第12話 クラスメートの男子は1度は彼女に恋をする

「……また、か」


 凛香りんかが下校しようと靴箱を開けると中には手紙が1通入っていた。

 開けてみると、ていねいに書いてはいるが「素は汚い」のが分かる字で「今日の放課後体育館裏に来てください」とだけ書いてあった。


(どうせ告白するつもりなんでしょコイツ。これで高校生になって3回目だわ)


 指定された体育館裏まで行くと、予想通りソワソワとして挙動不審な男子生徒が告白相手を今か今かと待っていた。

 体育館裏という指定場所から挙動が怪しい所まで、散々見て飽きた映画のお約束のようなテンプレぶり。これっぽちも心に響かない。


「お待たせ」


 営業スマイルも無しに彼女は名前もあまり正確に覚えていないクラスメートの男子生徒に声をかける。

 相手は顔が真っ赤になってガッチガチに緊張しているのか、挙動が実に不審で見ていて本当に頼りない。


「り、りり、凛香ちゃん! ぼ、ボボボ、ボクは……ボクは……!」

「ハイハイ、私の事が好きなんでしょ? 言っとくけど私、アンタには一切興味ないからこの話は無かったことにしてね」


 舌を噛み千切りそうなほど緊張していた彼は手を差し伸べる前に「散華さんげ」した。しかも「最速」でだ。




 翌朝……。




「凛香さん、また男子をフったんですって? これで何人目になるんですか?」

「相変わらずモテますねぇ。さすが凛香さん、うらやましいなぁ」


 どこから情報が漏れたのやら。早速取り巻き達がヨイショしだす。


「別に私は何もしてないわよ? ただ向こうから言い寄ってきているだけで、付き合おうと思える人じゃなかったって話。それのどこがおかしいのよ?」


 それに対して、凛香は不満げだ。ただ身に振る火の粉を払っているだけ、とでも言いたげだ。

 凛香は端的に見ても「美少女」と言えるくらいに顔立ちは整っており、色素の薄い髪に灰色の瞳という、日本人としては中々見ない色がそれを引き立たせている。

 アイドルやモデルとしてメジャーデビューしていてもおかしくない位、と言っても決して言い過ぎではないその愛らしさに『凛香のクラスメートの男子は1度は彼女に恋をする』

 という噂話も流れる程であった。


 告白される、だなんて普通の女子生徒だったら「あるかどうかも分からない」ものだが、

 凛香にとっては何度も、何度も、そう「何度も」見て先の展開が全て分かっている退屈な映画を見るかのようであった。

 さかのぼれば中学2年生の頃からこうだ。少なく見てもそこから20回以上は告白されたが、この人だ。と思える人はいなかった。

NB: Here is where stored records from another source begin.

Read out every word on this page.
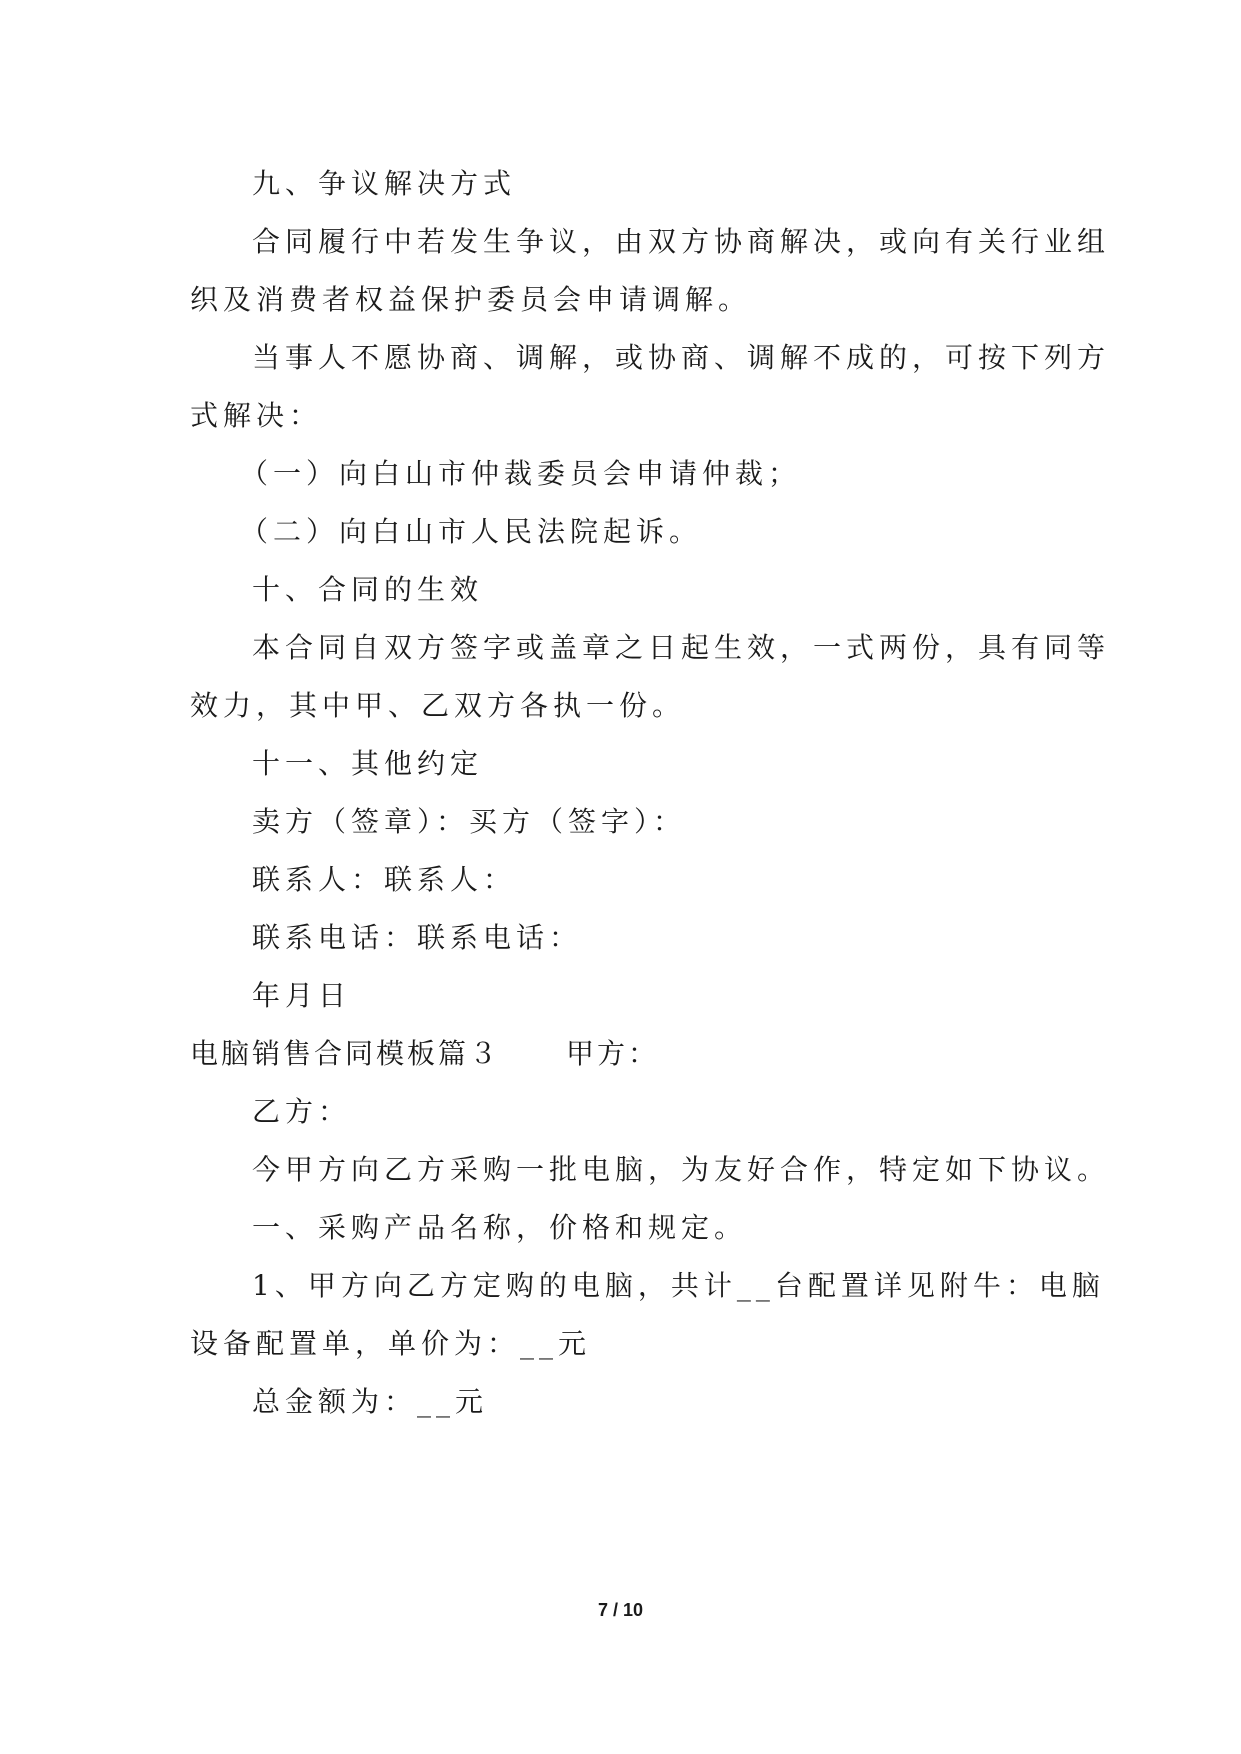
九、争议解决方式
合同履行中若发生争议，由双方协商解决，或向有关行业组
织及消费者权益保护委员会申请调解。
当事人不愿协商、调解，或协商、调解不成的，可按下列方
式解决：
（一）向白山市仲裁委员会申请仲裁；
（二）向白山市人民法院起诉。
十、合同的生效
本合同自双方签字或盖章之日起生效，一式两份，具有同等
效力，其中甲、乙双方各执一份。
十一、其他约定
卖方（签章）：买方（签字）：
联系人：联系人：
联系电话：联系电话：
年月日
电脑销售合同模板篇３ 甲方：
乙方：
今甲方向乙方采购一批电脑，为友好合作，特定如下协议。
一、采购产品名称，价格和规定。
1、甲方向乙方定购的电脑，共计__台配置详见附牛：电脑
设备配置单，单价为：__元
总金额为：__元
7 / 10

「凛香さんってば、好みのタイプとかありますか? 今まで告白されて『これだっ!』って思う人は1人くらいいるんじゃないんですか?」

「好みのタイプ? うーん……思いつかないなぁ。少なくても告白してきた奴らに惹かれる要素はこれっぽちも無かったなぁ」

「えー? 凛香さんてば高いの狙っていく気なのね。でも分かるわーそれ。凛香さんなら学校の枠に収まる身分じゃないしね」

「もー、またすぐそうやって余計な事をくっつけようとして……勝手に噂流されるこっちの身にでもなってよね?」


 噂好きで「話を盛る」のが大好きな取り巻きがまた噂を広めようとするのを彼女は口止めする。凛香に関する噂の半分くらいは噂好きの取り巻きによる「盛った」話だと言われている。




キーンコーンカーンコーン




「おはよう。じゃあ朝礼を始めるぞ」


 チャイムが鳴ると同時に先生が入ってくる。今日も1日が始まろうとしていた。